Each attribute is optional, and works the same way as the native tracing features on Confident AI.

Logging prompts

If you are managing prompts on Confident AI and wish to log them, use next_llm_span to associate a Prompt with the next LLM span before invoking your agent.

main.py
1from strands import Agent
2from deepeval.prompt import Prompt
3from deepeval.tracing import next_llm_span
4from deepeval.integrations.strands import instrument_strands
5
6instrument_strands(environment="production")
7
8agent = Agent(model="us.amazon.nova-lite-v1:0")
9
10prompt = Prompt(alias="<prompt-alias>")
11prompt.pull(version="00.00.01")
12
13with next_llm_span(prompt=prompt):
14 result = agent(prompt.interpolate())
15print(result.message)

Be sure to pull the prompt before logging it, otherwise the prompt will not be visible on Confident AI.

Using with tools

The integration captures tool spans automatically. Define tools with the @tool decorator and pass them to your Agent as usual.

main.py
1from strands import Agent
2from strands.tools import tool
3from deepeval.integrations.strands import instrument_strands
4
5instrument_strands(environment="production")
6
7@tool
8def get_weather(city: str) -> str:
9 """Get the current weather for a city."""
10 return f"The weather in {city} is sunny and 22°C."
11
12agent = Agent(
13 model="us.amazon.nova-lite-v1:0",
14 tools=[get_weather],
15)
16
17result = agent("What's the weather like in Paris?")
18print(result.message)

Each tool invocation produces a tool span with the tool name and input parameters captured automatically.

Using with observe

When instrument_strands is called inside an active deepeval @observe / with trace(...) context, Strands’ OTel spans are stitched into the enclosing deepeval trace. update_current_span(...) and update_current_trace(...) work anywhere in the call stack.

main.py
1from strands import Agent
2from deepeval import observe
3from deepeval.integrations.strands import instrument_strands
4
5instrument_strands()
6
7agent = Agent(model="us.amazon.nova-lite-v1:0")
8
9@observe(name="my-app")
10def run_pipeline(prompt: str) -> str:
11 # Strands spans are stitched into this @observe trace automatically
12 result = agent(prompt)
13 return result.message

Evals Usage

Online evals

You can run online evals on your Strands agent, which will run evaluations on all incoming traces on Confident AI’s servers.
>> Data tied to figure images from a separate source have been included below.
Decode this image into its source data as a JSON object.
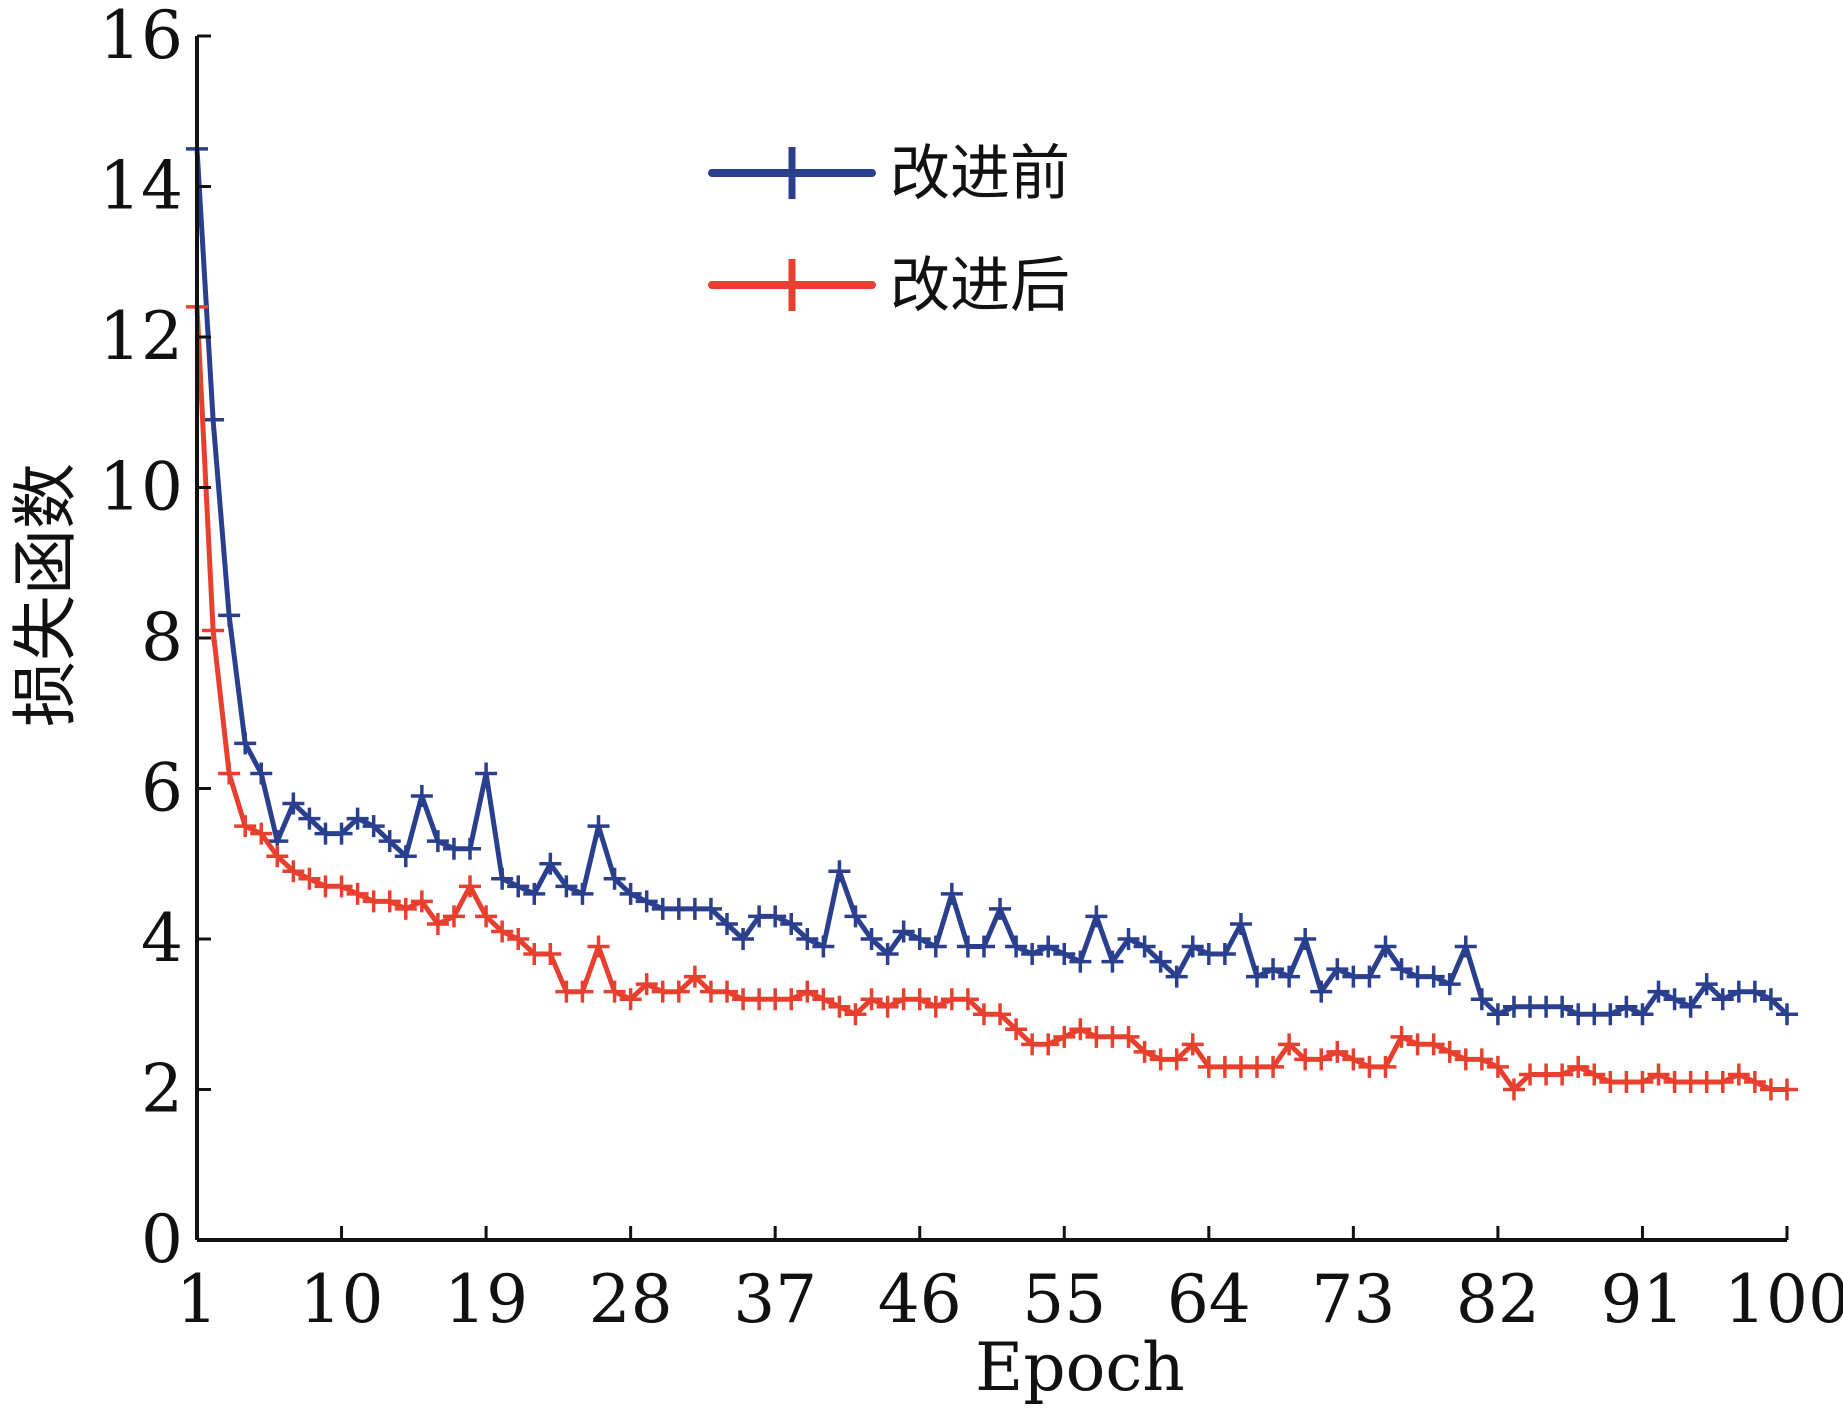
{
  "chart_data": {
    "type": "line",
    "xlabel": "Epoch",
    "ylabel": "损失函数",
    "xlim": [
      1,
      100
    ],
    "ylim": [
      0,
      16
    ],
    "x_ticks": [
      1,
      10,
      19,
      28,
      37,
      46,
      55,
      64,
      73,
      82,
      91,
      100
    ],
    "y_ticks": [
      0,
      2,
      4,
      6,
      8,
      10,
      12,
      14,
      16
    ],
    "x_tick_labels": [
      "1",
      "10",
      "19",
      "28",
      "37",
      "46",
      "55",
      "64",
      "73",
      "82",
      "91",
      "100"
    ],
    "y_tick_labels": [
      "0",
      "2",
      "4",
      "6",
      "8",
      "10",
      "12",
      "14",
      "16"
    ],
    "grid": false,
    "legend_position": "top-center",
    "x": [
      1,
      2,
      3,
      4,
      5,
      6,
      7,
      8,
      9,
      10,
      11,
      12,
      13,
      14,
      15,
      16,
      17,
      18,
      19,
      20,
      21,
      22,
      23,
      24,
      25,
      26,
      27,
      28,
      29,
      30,
      31,
      32,
      33,
      34,
      35,
      36,
      37,
      38,
      39,
      40,
      41,
      42,
      43,
      44,
      45,
      46,
      47,
      48,
      49,
      50,
      51,
      52,
      53,
      54,
      55,
      56,
      57,
      58,
      59,
      60,
      61,
      62,
      63,
      64,
      65,
      66,
      67,
      68,
      69,
      70,
      71,
      72,
      73,
      74,
      75,
      76,
      77,
      78,
      79,
      80,
      81,
      82,
      83,
      84,
      85,
      86,
      87,
      88,
      89,
      90,
      91,
      92,
      93,
      94,
      95,
      96,
      97,
      98,
      99,
      100
    ],
    "series": [
      {
        "name": "改进前",
        "color": "#2b3f8f",
        "marker": "plus",
        "values": [
          14.5,
          10.9,
          8.3,
          6.6,
          6.2,
          5.3,
          5.8,
          5.6,
          5.4,
          5.4,
          5.6,
          5.5,
          5.3,
          5.1,
          5.9,
          5.3,
          5.2,
          5.2,
          6.2,
          4.8,
          4.7,
          4.6,
          5.0,
          4.7,
          4.6,
          5.5,
          4.8,
          4.6,
          4.5,
          4.4,
          4.4,
          4.4,
          4.4,
          4.2,
          4.0,
          4.3,
          4.3,
          4.2,
          4.0,
          3.9,
          4.9,
          4.3,
          4.0,
          3.8,
          4.1,
          4.0,
          3.9,
          4.6,
          3.9,
          3.9,
          4.4,
          3.9,
          3.8,
          3.9,
          3.8,
          3.7,
          4.3,
          3.7,
          4.0,
          3.9,
          3.7,
          3.5,
          3.9,
          3.8,
          3.8,
          4.2,
          3.5,
          3.6,
          3.5,
          4.0,
          3.3,
          3.6,
          3.5,
          3.5,
          3.9,
          3.6,
          3.5,
          3.5,
          3.4,
          3.9,
          3.2,
          3.0,
          3.1,
          3.1,
          3.1,
          3.1,
          3.0,
          3.0,
          3.0,
          3.1,
          3.0,
          3.3,
          3.2,
          3.1,
          3.4,
          3.2,
          3.3,
          3.3,
          3.2,
          3.0
        ]
      },
      {
        "name": "改进后",
        "color": "#e8402e",
        "marker": "plus",
        "values": [
          12.4,
          8.1,
          6.2,
          5.5,
          5.4,
          5.1,
          4.9,
          4.8,
          4.7,
          4.7,
          4.6,
          4.5,
          4.5,
          4.4,
          4.5,
          4.2,
          4.3,
          4.7,
          4.3,
          4.1,
          4.0,
          3.8,
          3.8,
          3.3,
          3.3,
          3.9,
          3.3,
          3.2,
          3.4,
          3.3,
          3.3,
          3.5,
          3.3,
          3.3,
          3.2,
          3.2,
          3.2,
          3.2,
          3.3,
          3.2,
          3.1,
          3.0,
          3.2,
          3.1,
          3.2,
          3.2,
          3.1,
          3.2,
          3.2,
          3.0,
          3.0,
          2.8,
          2.6,
          2.6,
          2.7,
          2.8,
          2.7,
          2.7,
          2.7,
          2.5,
          2.4,
          2.4,
          2.6,
          2.3,
          2.3,
          2.3,
          2.3,
          2.3,
          2.6,
          2.4,
          2.4,
          2.5,
          2.4,
          2.3,
          2.3,
          2.7,
          2.6,
          2.6,
          2.5,
          2.4,
          2.4,
          2.3,
          2.0,
          2.2,
          2.2,
          2.2,
          2.3,
          2.2,
          2.1,
          2.1,
          2.1,
          2.2,
          2.1,
          2.1,
          2.1,
          2.1,
          2.2,
          2.1,
          2.0,
          2.0
        ]
      }
    ]
  }
}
This approach is recommended if your agent is in production.

1

Create metric collection

Create a metric collection on Confident AI with the metrics you wish to use to evaluate your Strands agent.

Create metric collection

Your metric collection must only contain metrics that evaluate the input and actual output of the component it is assigned to.

2

Run evals

Pass the metric_collection parameter to instrument_strands to run online evals at the trace level. For span-level evals, use update_current_span(metric_collection=...) inside your agent code.

main.py
1from strands import Agent
2from deepeval.integrations.strands import instrument_strands
3
4instrument_strands(
5 metric_collection="my-trace-collection",
6 environment="production",
7)
8
9agent = Agent(model="us.amazon.nova-lite-v1:0")
10result = agent("Summarize the latest AI news.")
11print(result.message)

We recommend creating separate metric collections for each component (trace, agent span, LLM span, tool span), since each requires its own evaluation criteria and metrics.

All incoming traces will now be evaluated using metrics from your metric collection.

You can view evals on Confident AI by clicking on the link in the output printed in the console.